Netbook shipments to retailers from January through March are expected to grow 33.6% compared with a year ago, to 4.8 million units, IDC says. That's significantly slower growth than in the first quarter of 2009,
Office Professional Plus Key, when netbook product sales leapt 872%, to 3.6 million units. "Everyone tried to make these mini-notebooks out to be a different category, or different type of device,
Windows Home Premium PassMark Software - Software Downloads," says IDC analyst Richard Shim. "In fact,
Microsoft 2010 Key, people think of them as just another type of PC."
Falling sales aren't the only problem dogging netbooks. There's evidence that demand for netbook components is declining. The Web site DigiTimes reported on Mar. 30 that makers of the liquid-crystal-display panels used in netbooks are cutting production because of declining orders. PC makers including Hewlett-Packard (HPQ), Dell (DELL), and Acer declined to comment on whether inventories of unsold netbooks are on the rise.
Seeking the Next Big Thing
Susie Ramirez, a spokeswoman for Intel,
Microsoft Office Professional Plus 2007, which makes the Atom chip used in most netbooks, declined to say whether PC makers are ordering fewer with the chips. "Things change quarter to quarter, but in the end we're looking at hundreds of millions of netbooks that will be sold over time," she says.

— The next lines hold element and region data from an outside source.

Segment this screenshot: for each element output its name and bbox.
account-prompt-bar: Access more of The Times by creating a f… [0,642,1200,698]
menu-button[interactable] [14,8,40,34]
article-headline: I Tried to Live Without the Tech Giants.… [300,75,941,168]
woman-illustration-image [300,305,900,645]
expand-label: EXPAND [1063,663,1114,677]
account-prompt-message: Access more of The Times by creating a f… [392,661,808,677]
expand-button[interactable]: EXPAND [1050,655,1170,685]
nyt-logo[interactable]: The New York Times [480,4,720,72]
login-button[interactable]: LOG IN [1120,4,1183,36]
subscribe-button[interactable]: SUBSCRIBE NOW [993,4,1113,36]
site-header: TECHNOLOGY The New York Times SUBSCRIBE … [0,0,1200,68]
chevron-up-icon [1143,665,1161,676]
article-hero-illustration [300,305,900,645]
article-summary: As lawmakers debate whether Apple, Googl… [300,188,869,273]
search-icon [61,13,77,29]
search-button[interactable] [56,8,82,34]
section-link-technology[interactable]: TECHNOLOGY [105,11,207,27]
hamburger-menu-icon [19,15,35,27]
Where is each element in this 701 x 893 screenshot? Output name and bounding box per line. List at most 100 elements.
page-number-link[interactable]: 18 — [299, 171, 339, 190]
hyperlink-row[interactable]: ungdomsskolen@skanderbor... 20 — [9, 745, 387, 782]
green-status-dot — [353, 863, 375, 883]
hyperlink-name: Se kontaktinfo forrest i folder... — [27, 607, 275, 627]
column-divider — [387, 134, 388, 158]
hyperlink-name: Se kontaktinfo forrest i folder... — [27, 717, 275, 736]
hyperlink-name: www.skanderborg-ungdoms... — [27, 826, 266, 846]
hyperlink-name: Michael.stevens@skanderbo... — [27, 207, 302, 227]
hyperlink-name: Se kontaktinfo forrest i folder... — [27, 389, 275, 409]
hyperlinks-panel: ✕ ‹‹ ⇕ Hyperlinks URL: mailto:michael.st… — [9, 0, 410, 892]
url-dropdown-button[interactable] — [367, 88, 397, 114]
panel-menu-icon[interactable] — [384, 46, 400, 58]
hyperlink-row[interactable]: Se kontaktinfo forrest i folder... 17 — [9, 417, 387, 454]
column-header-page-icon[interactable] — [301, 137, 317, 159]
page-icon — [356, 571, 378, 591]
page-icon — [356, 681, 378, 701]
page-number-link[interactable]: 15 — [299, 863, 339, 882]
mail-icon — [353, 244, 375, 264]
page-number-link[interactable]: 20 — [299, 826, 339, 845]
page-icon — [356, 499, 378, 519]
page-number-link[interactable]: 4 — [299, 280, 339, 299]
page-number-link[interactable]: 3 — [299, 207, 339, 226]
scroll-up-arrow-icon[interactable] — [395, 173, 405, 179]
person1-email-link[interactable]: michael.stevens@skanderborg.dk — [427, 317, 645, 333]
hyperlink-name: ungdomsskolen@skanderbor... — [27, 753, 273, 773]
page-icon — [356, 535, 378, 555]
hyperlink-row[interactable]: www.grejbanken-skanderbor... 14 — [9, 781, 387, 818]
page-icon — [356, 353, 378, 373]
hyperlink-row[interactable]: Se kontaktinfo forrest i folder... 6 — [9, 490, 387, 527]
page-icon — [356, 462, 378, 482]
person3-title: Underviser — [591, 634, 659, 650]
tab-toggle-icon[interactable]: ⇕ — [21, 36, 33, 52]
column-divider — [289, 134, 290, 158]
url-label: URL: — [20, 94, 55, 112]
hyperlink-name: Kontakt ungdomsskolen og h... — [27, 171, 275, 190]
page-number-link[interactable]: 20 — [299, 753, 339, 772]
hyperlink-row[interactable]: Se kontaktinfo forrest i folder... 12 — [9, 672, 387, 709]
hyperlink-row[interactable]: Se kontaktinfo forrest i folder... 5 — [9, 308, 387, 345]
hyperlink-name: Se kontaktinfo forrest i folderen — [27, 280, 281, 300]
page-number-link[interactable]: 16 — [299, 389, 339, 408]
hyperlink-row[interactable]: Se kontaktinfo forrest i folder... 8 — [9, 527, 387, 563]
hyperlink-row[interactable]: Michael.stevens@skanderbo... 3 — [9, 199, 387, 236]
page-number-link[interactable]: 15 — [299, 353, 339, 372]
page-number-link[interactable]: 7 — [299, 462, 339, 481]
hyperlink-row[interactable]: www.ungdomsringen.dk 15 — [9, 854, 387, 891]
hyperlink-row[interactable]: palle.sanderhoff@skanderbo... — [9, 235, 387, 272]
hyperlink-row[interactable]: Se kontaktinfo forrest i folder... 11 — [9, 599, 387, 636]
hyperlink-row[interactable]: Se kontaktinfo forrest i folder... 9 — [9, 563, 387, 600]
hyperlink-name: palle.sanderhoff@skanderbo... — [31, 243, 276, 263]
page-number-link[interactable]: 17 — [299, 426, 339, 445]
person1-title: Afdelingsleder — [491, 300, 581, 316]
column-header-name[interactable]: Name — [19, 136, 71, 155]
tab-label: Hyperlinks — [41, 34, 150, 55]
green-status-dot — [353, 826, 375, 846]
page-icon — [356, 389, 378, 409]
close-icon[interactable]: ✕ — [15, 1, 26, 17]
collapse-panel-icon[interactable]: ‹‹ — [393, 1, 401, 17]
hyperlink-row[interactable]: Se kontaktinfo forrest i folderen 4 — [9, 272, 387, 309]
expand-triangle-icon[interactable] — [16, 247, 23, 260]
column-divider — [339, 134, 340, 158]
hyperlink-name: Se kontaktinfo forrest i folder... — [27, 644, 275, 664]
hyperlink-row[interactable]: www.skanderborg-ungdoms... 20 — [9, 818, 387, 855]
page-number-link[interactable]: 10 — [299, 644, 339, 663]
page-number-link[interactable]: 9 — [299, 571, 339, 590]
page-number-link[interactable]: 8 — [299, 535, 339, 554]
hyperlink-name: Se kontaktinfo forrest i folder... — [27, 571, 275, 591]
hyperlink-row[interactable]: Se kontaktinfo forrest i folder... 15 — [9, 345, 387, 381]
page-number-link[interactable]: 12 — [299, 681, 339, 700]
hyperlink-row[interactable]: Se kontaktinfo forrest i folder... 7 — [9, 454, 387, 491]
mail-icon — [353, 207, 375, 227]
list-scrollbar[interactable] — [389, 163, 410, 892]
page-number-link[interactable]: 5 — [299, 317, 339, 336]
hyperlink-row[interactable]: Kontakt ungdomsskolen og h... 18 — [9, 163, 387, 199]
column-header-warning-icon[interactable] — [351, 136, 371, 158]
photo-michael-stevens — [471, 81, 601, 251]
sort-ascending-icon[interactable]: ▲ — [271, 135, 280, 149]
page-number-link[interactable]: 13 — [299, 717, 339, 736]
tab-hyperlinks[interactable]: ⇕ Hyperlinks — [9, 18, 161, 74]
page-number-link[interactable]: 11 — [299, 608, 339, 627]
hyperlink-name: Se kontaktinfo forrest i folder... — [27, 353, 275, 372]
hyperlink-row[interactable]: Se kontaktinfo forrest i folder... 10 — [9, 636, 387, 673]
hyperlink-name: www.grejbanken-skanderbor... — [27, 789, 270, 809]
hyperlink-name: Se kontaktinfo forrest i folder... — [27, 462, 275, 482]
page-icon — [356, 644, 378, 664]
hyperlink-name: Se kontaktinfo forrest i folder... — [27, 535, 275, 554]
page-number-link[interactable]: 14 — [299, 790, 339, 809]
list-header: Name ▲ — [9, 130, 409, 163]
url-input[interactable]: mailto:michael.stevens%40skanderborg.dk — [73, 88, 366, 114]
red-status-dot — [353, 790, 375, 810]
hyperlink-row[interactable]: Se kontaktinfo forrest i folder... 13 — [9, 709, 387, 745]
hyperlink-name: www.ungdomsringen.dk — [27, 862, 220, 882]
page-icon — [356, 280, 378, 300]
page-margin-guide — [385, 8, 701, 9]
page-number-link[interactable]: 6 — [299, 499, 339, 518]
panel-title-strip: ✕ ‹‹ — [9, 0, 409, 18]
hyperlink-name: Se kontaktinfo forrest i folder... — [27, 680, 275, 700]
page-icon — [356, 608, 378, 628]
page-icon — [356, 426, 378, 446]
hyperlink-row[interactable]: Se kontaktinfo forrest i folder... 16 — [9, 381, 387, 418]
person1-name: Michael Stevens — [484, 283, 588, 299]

Some PC makers are starting to look past the category and divine what will next capture consumers' attention in the portable laptop or computer market. Michael Abary, senior vice-president of Sony's (SNE) Information Products Technology Div., which makes Vaio-branded desktops, laptops, and netbooks, says the mini-laptops are "losing [their] novelty. Everyone is trying to figure out what's next, now that we realize [sales are] not going to continue to grow at an astronomical rate."
Sales of netbooks, which became well-known among American consumers in 2008,
Genuine Office 2010 Professional Plus, exploded as recession-battered shoppers opted for the cheap but less capable laptops. When many people got them home, they were disappointed by flimsy keyboards, unfamiliar operating systems, and a lack of programs that could be run on the machines.